Here's two ways I tried to solve it (and I would like feedback):
The green line is drawn parallel to $QC$. Suppose, the other unlabelled end of the green line be point $R$. So the line can be called $PR$.
In $\triangle BPR$,
$PC=QC=9, \space\space PC=3\times AP\\PB=6, \space\space PB=3 \times AQ\\\therefore \triangle BPR \sim \triangle APQ\\BD=4\times3, \space\space \boxed{BD=12}$
In quadrilateral $PQCD$, opposite sides are parallel to each other and it is therefore a parallelogram.
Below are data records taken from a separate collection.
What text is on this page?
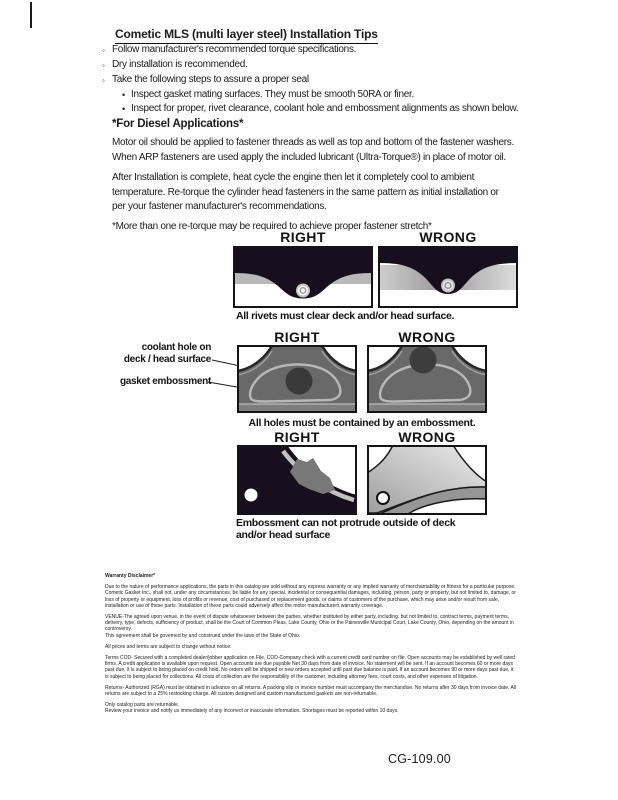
Cometic MLS (multi layer steel) Installation Tips
◦ Follow manufacturer's recommended torque specifications.
◦ Dry installation is recommended.
◦ Take the following steps to assure a proper seal
• Inspect gasket mating surfaces. They must be smooth 50RA or finer.
• Inspect for proper, rivet clearance, coolant hole and embossment alignments as shown below.
*For Diesel Applications*
Motor oil should be applied to fastener threads as well as top and bottom of the fastener washers. When ARP fasteners are used apply the included lubricant (Ultra-Torque®) in place of motor oil.
After Installation is complete, heat cycle the engine then let it completely cool to ambient temperature. Re-torque the cylinder head fasteners in the same pattern as initial installation or per your fastener manufacturer's recommendations.
*More than one re-torque may be required to achieve proper fastener stretch*
RIGHT	WRONG
All rivets must clear deck and/or head surface.
RIGHT	WRONG
coolant hole on
deck / head surface
gasket embossment
All holes must be contained by an embossment.
RIGHT	WRONG
Embossment can not protrude outside of deck
and/or head surface

Warranty Disclaimer*

Due to the nature of performance applications, the parts in this catalog are sold without any express warranty or any implied warranty of merchantability or fitness for a particular purpose. Cometic Gasket Inc., shall not, under any circumstances, be liable for any special, incidental or consequential damages, including, person, party or property, but not limited to, damage, or loss of property or equipment, loss of profits or revenue, cost of purchased or replacement goods, or claims of customers of the purchase, which may arise and/or result from sale, installation or use of these parts. Installation of these parts could adversely affect the motor manufacturers warranty coverage.

VENUE-The agreed upon venue, in the event of dispute whatsoever between the parties, whether instituted by either party, including, but not limited to, contract terms, payment terms, delivery, type, defects, sufficiency of product, shall be the Court of Common Pleas, Lake County, Ohio or the Painesville Municipal Court, Lake County, Ohio, depending on the amount in controversy.

This agreement shall be governed by and construed under the laws of the State of Ohio.

All prices and terms are subject to change without notice.

Terms COD- Secured with a completed dealer/jobber application on File, COD-Company check with a current credit card number on file. Open accounts may be established by well rated firms. A credit application is available upon request. Open accounts are due payable Net 30 days from date of invoice. No statement will be sent. If an account becomes 60 or more days past due, it is subject to being placed on credit hold. No orders will be shipped or new orders accepted until past due balance is paid. If an account becomes 90 or more days past due, it is subject to being placed for collections. All costs of collection are the responsibility of the customer, including attorney fees, court costs, and other expenses of litigation.

Returns- Authorized (RGA) must be obtained in advance on all returns. A packing slip or invoice number must accompany the merchandise. No returns after 30 days from invoice date. All returns are subject to a 25% restocking charge. All custom designed and custom manufactured gaskets are non-returnable.

Only catalog parts are returnable.

Review your invoice and notify us immediately of any incorrect or inaccurate information. Shortages must be reported within 10 days.

CG-109.00
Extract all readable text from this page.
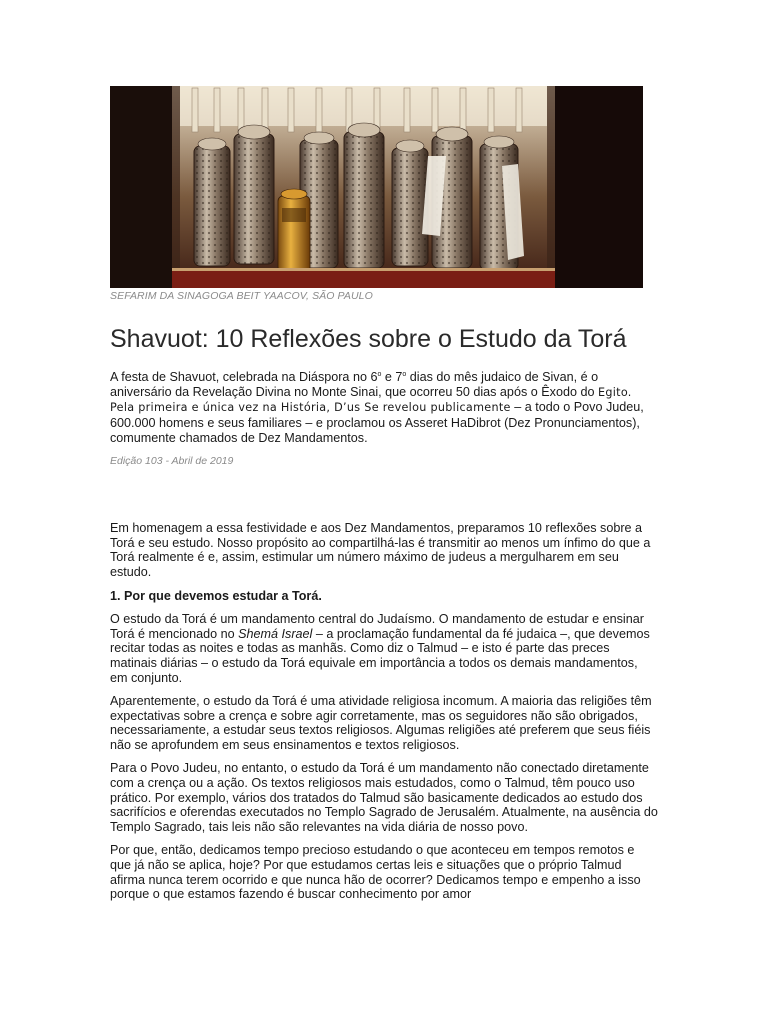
SEFARIM DA SINAGOGA BEIT YAACOV, SÃO PAULO
Shavuot: 10 Reflexões sobre o Estudo da Torá

A festa de Shavuot, celebrada na Diáspora no 6$^o$ e 7$^o$ dias do mês judaico de Sivan, é o aniversário da Revelação Divina no Monte Sinai, que ocorreu 50 dias após o Êxodo do Egito. Pela primeira e única vez na História, D’us Se revelou publicamente – a todo o Povo Judeu, 600.000 homens e seus familiares – e proclamou os Asseret HaDibrot (Dez Pronunciamentos), comumente chamados de Dez Mandamentos.

Edição 103 - Abril de 2019

Em homenagem a essa festividade e aos Dez Mandamentos, preparamos 10 reflexões sobre a Torá e seu estudo. Nosso propósito ao compartilhá-las é transmitir ao menos um ínfimo do que a Torá realmente é e, assim, estimular um número máximo de judeus a mergulharem em seu estudo.

1. Por que devemos estudar a Torá.

O estudo da Torá é um mandamento central do Judaísmo. O mandamento de estudar e ensinar Torá é mencionado no Shemá Israel – a proclamação fundamental da fé judaica –, que devemos recitar todas as noites e todas as manhãs. Como diz o Talmud – e isto é parte das preces matinais diárias – o estudo da Torá equivale em importância a todos os demais mandamentos, em conjunto.

Aparentemente, o estudo da Torá é uma atividade religiosa incomum. A maioria das religiões têm expectativas sobre a crença e sobre agir corretamente, mas os seguidores não são obrigados, necessariamente, a estudar seus textos religiosos. Algumas religiões até preferem que seus fiéis não se aprofundem em seus ensinamentos e textos religiosos.

Para o Povo Judeu, no entanto, o estudo da Torá é um mandamento não conectado diretamente com a crença ou a ação. Os textos religiosos mais estudados, como o Talmud, têm pouco uso prático. Por exemplo, vários dos tratados do Talmud são basicamente dedicados ao estudo dos sacrifícios e oferendas executados no Templo Sagrado de Jerusalém. Atualmente, na ausência do Templo Sagrado, tais leis não são relevantes na vida diária de nosso povo.

Por que, então, dedicamos tempo precioso estudando o que aconteceu em tempos remotos e que já não se aplica, hoje? Por que estudamos certas leis e situações que o próprio Talmud afirma nunca terem ocorrido e que nunca hão de ocorrer? Dedicamos tempo e empenho a isso porque o que estamos fazendo é buscar conhecimento por amor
So $DC=4$.
$BC=BD+DC\\BC=12+4\\\boxed{BC=16}$
In $\triangle ABC$, $AB=2+6=2(1+3)=\boxed{2\times 4}\\AC=3+9=3(1+3)=\boxed{3\times 4}\\BC=?$
In $\triangle APQ$, $AP=\boxed{2}\\AC=\boxed{3}\\PQ=4$
$\because \triangle ABC\sim \triangle APQ,\\BC=PQ\times4=4\times4=16,\\\boxed{BC=16}$
There are so many typos that it's kind of hard to read your proof.
Your solution is extremely sloppy.
Don't take this the wrong way. It's very obvious to me that you correctly solved the problem. You used the correct similar triangles to calculate all the values. Your answer in the end is correct.
But your description showing how you got to the answer is a horrible mess. If I was grading this solution, I would give you maybe half of all possible points.